Earlier this month, Clinton said he had changed his mind and now thinks Section 3 of the law defining marriage as between a man and a woman is unconstitutional. "We understand that, while our laws may at times lag behind our best natures, in the end they catch up to our core values," he wrote in a Washington Post op-ed.
As the U.S. Supreme Court takes up the issue in the case of U.S. v. Windsor March 27, it is faced with dozens of briefs from groups of former military officials, intelligence officers and even a bankruptcy judge among others urging it to strike down the law. The question is whether the justices and especially Anthony Kennedy will agree with Clinton that the time has come to change course.
"It is unfair to have two classes of marriage and to make same-sex couples second-class citizens," said Roberta Kaplan of Paul, Weiss, Rifkind, Wharton & Garrison, who will argue on behalf of Edith Windsor, who had to pay $363,000 in estate taxes when her spouse, Thea Spyer, died a tax that opposite-sex married couples don't have to pay.
But veteran advocate Paul Clement of Bancroft, who will defend the law before the court, says Congress was entitled to define marriage as it chose to for the purpose of allocating federal benefits and programs. "It does so not by singling out any category of relationships for specific exclusion, but rather by clarifying what marriage means for purposes of federal law," he said. Clement represents the House Republican-led Bipartisan Legal Advisory Group, which stepped in after the Obama administration announced in 2011 that it would not defend Section 3.
On issues like the death penalty, the court often takes a headcount of states to see which way the country is trending. On that score, with only nine states and the District of Columbia legalizing same-sex marriage, the outlook may be bleak for those who want to see same-sex marriage given constitutional protection.
But Kaplan plans to turn that into an advantage, by focusing on those nine states and arguing that what she is asking the court to do is "not a big deal" often a winning strategy before a court that likes to take baby steps. She will argue that DOMA should be overturned because of the adverse effect it has on the gay couples who are legally married in those states. Briefs have identified more than 1,100 statutes where being married in the eyes of the federal government makes a difference even for those same-sex couples who were legally married.
Opponents of DOMA are also hoping that the broad range of support, as reflected in the array of amicus briefs, will persuade the court that erasing DOMA will even the federal playing field without disrupting society, while allowing states to keep or change their marriage laws as they choose.
Take, for example, the brief on behalf of former military officials written by veteran advocate Carter Phillips of Sidley Austin.
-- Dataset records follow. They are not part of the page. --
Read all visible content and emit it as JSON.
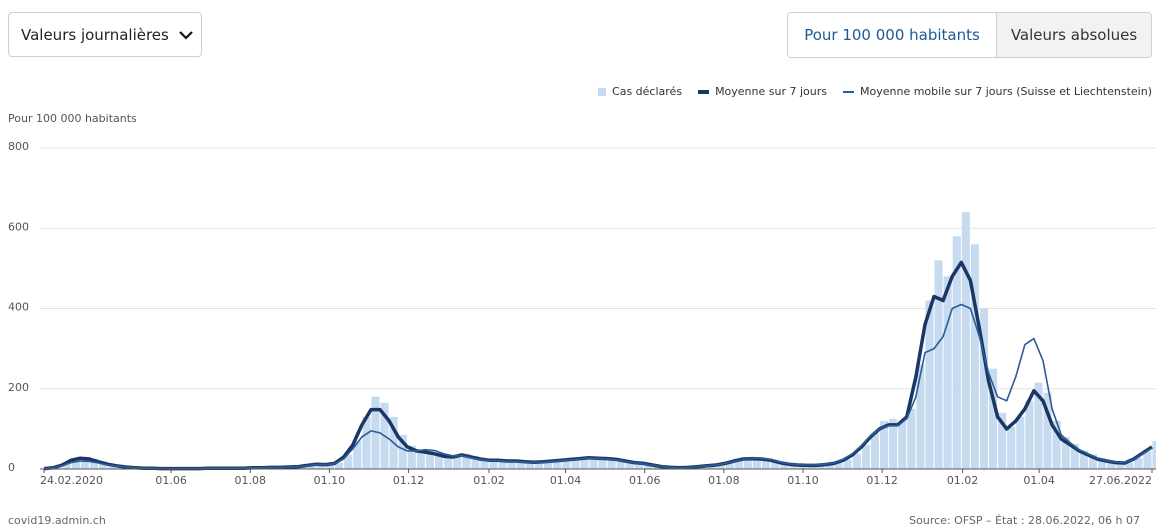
{
  "controls": {
    "dropdown": "Valeurs journalières",
    "toggle_active": "Pour 100 000 habitants",
    "toggle_other": "Valeurs absolues"
  },
  "footer": {
    "left": "covid19.admin.ch",
    "right": "Source: OFSP – État : 28.06.2022, 06 h 07"
  },
  "chart_data": {
    "type": "bar",
    "y_label": "Pour 100 000 habitants",
    "x": [
      "2020-02-24",
      "2020-03-02",
      "2020-03-09",
      "2020-03-16",
      "2020-03-23",
      "2020-03-30",
      "2020-04-06",
      "2020-04-13",
      "2020-04-20",
      "2020-04-27",
      "2020-05-04",
      "2020-05-11",
      "2020-05-18",
      "2020-05-25",
      "2020-06-01",
      "2020-06-08",
      "2020-06-15",
      "2020-06-22",
      "2020-06-29",
      "2020-07-06",
      "2020-07-13",
      "2020-07-20",
      "2020-07-27",
      "2020-08-03",
      "2020-08-10",
      "2020-08-17",
      "2020-08-24",
      "2020-08-31",
      "2020-09-07",
      "2020-09-14",
      "2020-09-21",
      "2020-09-28",
      "2020-10-05",
      "2020-10-12",
      "2020-10-19",
      "2020-10-26",
      "2020-11-02",
      "2020-11-09",
      "2020-11-16",
      "2020-11-23",
      "2020-11-30",
      "2020-12-07",
      "2020-12-14",
      "2020-12-21",
      "2020-12-28",
      "2021-01-04",
      "2021-01-11",
      "2021-01-18",
      "2021-01-25",
      "2021-02-01",
      "2021-02-08",
      "2021-02-15",
      "2021-02-22",
      "2021-03-01",
      "2021-03-08",
      "2021-03-15",
      "2021-03-22",
      "2021-03-29",
      "2021-04-05",
      "2021-04-12",
      "2021-04-19",
      "2021-04-26",
      "2021-05-03",
      "2021-05-10",
      "2021-05-17",
      "2021-05-24",
      "2021-05-31",
      "2021-06-07",
      "2021-06-14",
      "2021-06-21",
      "2021-06-28",
      "2021-07-05",
      "2021-07-12",
      "2021-07-19",
      "2021-07-26",
      "2021-08-02",
      "2021-08-09",
      "2021-08-16",
      "2021-08-23",
      "2021-08-30",
      "2021-09-06",
      "2021-09-13",
      "2021-09-20",
      "2021-09-27",
      "2021-10-04",
      "2021-10-11",
      "2021-10-18",
      "2021-10-25",
      "2021-11-01",
      "2021-11-08",
      "2021-11-15",
      "2021-11-22",
      "2021-11-29",
      "2021-12-06",
      "2021-12-13",
      "2021-12-20",
      "2021-12-27",
      "2022-01-03",
      "2022-01-10",
      "2022-01-17",
      "2022-01-24",
      "2022-01-31",
      "2022-02-07",
      "2022-02-14",
      "2022-02-21",
      "2022-02-28",
      "2022-03-07",
      "2022-03-14",
      "2022-03-21",
      "2022-03-28",
      "2022-04-04",
      "2022-04-11",
      "2022-04-18",
      "2022-04-25",
      "2022-05-02",
      "2022-05-09",
      "2022-05-16",
      "2022-05-23",
      "2022-05-30",
      "2022-06-06",
      "2022-06-13",
      "2022-06-20",
      "2022-06-27"
    ],
    "series": [
      {
        "name": "Cas déclarés",
        "type": "bar",
        "color": "#c6daf0",
        "values": [
          1,
          4,
          12,
          25,
          30,
          26,
          19,
          12,
          8,
          5,
          3,
          2,
          2,
          1,
          1,
          1,
          1,
          1,
          2,
          2,
          2,
          2,
          2,
          3,
          3,
          4,
          4,
          6,
          7,
          10,
          13,
          12,
          16,
          35,
          70,
          130,
          180,
          165,
          130,
          85,
          58,
          48,
          45,
          40,
          34,
          32,
          38,
          32,
          26,
          23,
          23,
          21,
          21,
          19,
          18,
          19,
          21,
          23,
          25,
          28,
          30,
          28,
          27,
          25,
          21,
          17,
          15,
          11,
          6,
          4,
          3,
          4,
          6,
          8,
          11,
          15,
          21,
          27,
          28,
          26,
          23,
          17,
          12,
          10,
          9,
          9,
          12,
          15,
          24,
          38,
          60,
          90,
          120,
          125,
          120,
          150,
          260,
          420,
          520,
          480,
          580,
          640,
          560,
          400,
          250,
          140,
          105,
          130,
          170,
          215,
          190,
          120,
          80,
          62,
          46,
          36,
          26,
          20,
          17,
          16,
          27,
          44,
          70
        ]
      },
      {
        "name": "Moyenne sur 7 jours",
        "type": "line",
        "color": "#1a3665",
        "values": [
          1,
          3,
          10,
          22,
          27,
          25,
          18,
          12,
          8,
          5,
          3,
          2,
          2,
          1,
          1,
          1,
          1,
          1,
          2,
          2,
          2,
          2,
          2,
          3,
          3,
          4,
          4,
          5,
          6,
          9,
          12,
          11,
          14,
          30,
          60,
          110,
          148,
          148,
          120,
          80,
          55,
          45,
          42,
          38,
          32,
          30,
          35,
          30,
          25,
          22,
          22,
          20,
          20,
          18,
          17,
          18,
          20,
          22,
          24,
          26,
          28,
          27,
          26,
          24,
          20,
          16,
          14,
          10,
          6,
          4,
          3,
          4,
          6,
          8,
          10,
          14,
          20,
          25,
          26,
          25,
          22,
          16,
          12,
          10,
          9,
          9,
          11,
          14,
          22,
          35,
          55,
          80,
          100,
          110,
          110,
          130,
          230,
          360,
          430,
          420,
          480,
          515,
          470,
          350,
          220,
          130,
          100,
          120,
          150,
          195,
          170,
          110,
          75,
          60,
          45,
          35,
          25,
          20,
          16,
          15,
          25,
          40,
          55
        ]
      },
      {
        "name": "Moyenne mobile sur 7 jours (Suisse et Liechtenstein)",
        "type": "line",
        "color": "#2b5d96",
        "values": [
          1,
          3,
          8,
          16,
          20,
          19,
          15,
          10,
          7,
          5,
          3,
          2,
          2,
          1,
          1,
          1,
          1,
          1,
          2,
          2,
          2,
          2,
          2,
          3,
          3,
          4,
          4,
          5,
          6,
          8,
          11,
          11,
          13,
          25,
          50,
          80,
          95,
          90,
          75,
          55,
          45,
          45,
          48,
          46,
          38,
          33,
          33,
          28,
          24,
          21,
          21,
          19,
          19,
          17,
          16,
          17,
          19,
          21,
          23,
          25,
          27,
          26,
          25,
          23,
          19,
          16,
          13,
          10,
          6,
          4,
          3,
          4,
          6,
          8,
          10,
          14,
          19,
          24,
          27,
          27,
          24,
          18,
          13,
          11,
          10,
          10,
          12,
          15,
          24,
          38,
          58,
          82,
          100,
          108,
          108,
          125,
          180,
          290,
          300,
          330,
          400,
          410,
          400,
          330,
          240,
          180,
          170,
          230,
          310,
          325,
          270,
          150,
          85,
          65,
          48,
          37,
          27,
          21,
          17,
          16,
          24,
          38,
          52
        ]
      }
    ],
    "xlim": [
      "2020-02-24",
      "2022-06-27"
    ],
    "xticks": [
      {
        "value": "2020-02-24",
        "label": "24.02.2020"
      },
      {
        "value": "2020-06-01",
        "label": "01.06"
      },
      {
        "value": "2020-08-01",
        "label": "01.08"
      },
      {
        "value": "2020-10-01",
        "label": "01.10"
      },
      {
        "value": "2020-12-01",
        "label": "01.12"
      },
      {
        "value": "2021-02-01",
        "label": "01.02"
      },
      {
        "value": "2021-04-01",
        "label": "01.04"
      },
      {
        "value": "2021-06-01",
        "label": "01.06"
      },
      {
        "value": "2021-08-01",
        "label": "01.08"
      },
      {
        "value": "2021-10-01",
        "label": "01.10"
      },
      {
        "value": "2021-12-01",
        "label": "01.12"
      },
      {
        "value": "2022-02-01",
        "label": "01.02"
      },
      {
        "value": "2022-04-01",
        "label": "01.04"
      },
      {
        "value": "2022-06-27",
        "label": "27.06.2022"
      }
    ],
    "ylim": [
      0,
      800
    ],
    "yticks": [
      0,
      200,
      400,
      600,
      800
    ],
    "grid": true,
    "legend": "top-right"
  }
}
He argues that treating gay couples equally is an important component of "family readiness," which in turn boosts military readiness. "DOMA threatens the core of the military's mission and culture," the brief asserts a remarkable statement, given the military's general hostility to gays in the not-too-distant past.
"Hopefully, what the amici demonstrate is that the nation has become quite comfortable with gay marriage and with the notion that fundamental fairness dictates not arbitrarily treating those relationships as somehow less deserving in the eyes of the law," Phillips said.
SHOTGUN WEDDINGS
For his part, Clement is advancing another argument that at least one commentator has described as the "shotgun wedding" justification for reserving the institution of marriage for opposite-sex couples only. Clement's brief notes "the undeniable and distinct tendency of opposite-sex relationships to produce unplanned and unintended pregnancies." That tendency is not a problem for gay couples, he says, because for them, "substantial advance planning is required" to produce a child.
That difference, he continues, makes it rational for government to make marriage unique and attractive for male-female couples only, as a way of encouraging them to raise unplanned children within a marriage. Having unintended children outside of marriage "poses a burden to society," Clement wrote. Patt Morrison, a columnist for the Los Angeles Times, summed up the argument this way: "Shotgun weddings are preferable to gay marriages."
Though this argument is offered as a "rational basis" rationale, some supporters of DOMA view it as a justification that will hold up even if the court adopts a higher level of scrutiny. "It gets us over the heightened-scrutiny hump," said John Eastman of Chapman University School of Law, a key member of the pro-DOMA legal team.
DOMA opponents think they can convince the court to overturn the law under any level of scrutiny, high or low. The difference between same- and opposite-sex couples in terms of their tendency to produce unplanned children, Kaplan's brief states, is a thin reed on which to justify DOMA. "This one difference cannot explain the federal government's decision to impose a sweeping disability on married gay couples that excludes them from countless federal programs, and only harms their children."